Women, predominantly from Detroit’s African American community, along with local businesses and organizations, have rallied to raise additional funds to support Worthy’s work on behalf of sexual assault victims. Some of those instrumental in bringing the issue to the public’s attention are, themselves, sexual assault victims.

Darci McConnell, president and CEO of McConnell Communications and a survivor of sexual assault, volunteered to help raise awareness about the untested rape kits after reading a newspaper column that described a culture of hostility, neglect and bias by police investigators towards victims of sexual assault.

“Eighty one percent of reported victims were African American, so I thought it was time to stand up and step out of the shadows,” McConnell said. “The victims are our mothers, our daughters, our sisters. We have to protect our girls.”

McConnell has been working with “Enough Said,” (Enough Sexual Assault in Detroit,) an independent collaboration between the Wayne County Prosecutor’s Office, the Detroit Crime Commission, and Michigan Women’s Foundation to bring justice to forgotten victims of sexual assault.

The organization intends to raise more than $650,000, the amount needed to test the remaining SAKs. Because each rape kit costs $490 to process, the fund-raising challenge is called African American 490 (AA490.)

A news release issued by AA 490 said more than $30,000 was raised during a six-day fund-raiser that leveraged the rivalry between MSU and U-M. Team Michigan raised nearly $15,000, while the MSU team raised $11,181. Donors who did not choose a side raised more than $4,000.
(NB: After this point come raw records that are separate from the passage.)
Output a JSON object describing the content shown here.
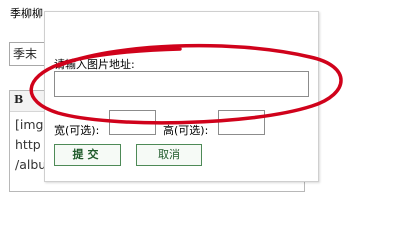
{
  "background": {
    "title": "季柳柳",
    "field_value": "季末",
    "editor_toolbar_bold": "B",
    "editor_lines": [
      "[img",
      "http",
      "/albu"
    ]
  },
  "dialog": {
    "url_label": "请输入图片地址:",
    "url_value": "",
    "width_label": "宽(可选):",
    "height_label": "高(可选):",
    "width_value": "",
    "height_value": "",
    "submit_label": "提交",
    "cancel_label": "取消"
  },
  "annotation": {
    "color": "#d0021b",
    "shape": "ellipse"
  }
}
More fund-raisers are planned, McConnell said. The Michigan Chapter of NAACP is on board, as well as supporters like Quicken Loans, DTE Energy, MGM Grand, Motor City Casino, Meridian Health, and the Joyful Heart Foundation.

“I tell people I’ve worked on a lot of campaigns but this is the most important campaign I‘ve worked on. This is really making a difference,” McConnell said. “It is truly a labor of love.”

Kim Trent, a member of the Wayne State Board of Governors, shares McConnell’s dedication to AA 490. Also a victim of sexual assault, Trent said the women whose SAKs were ignored suffered a triple victimization.

“The first time was when they were sexually assaulted, the second time happened when they consented to have their body examined in an invasive way for the SAK, and the third time occurred when they did not have the chance to get justice because their SAK was sitting on a shelf.”

Trent found black women from every walk of life were participating in the campaign.

“We are so lucky that so many businesses have reached out to us,” Trent said. “A lot of individuals and church groups have stepped forward. I am very optimistic. I see this as a floor, not a ceiling.”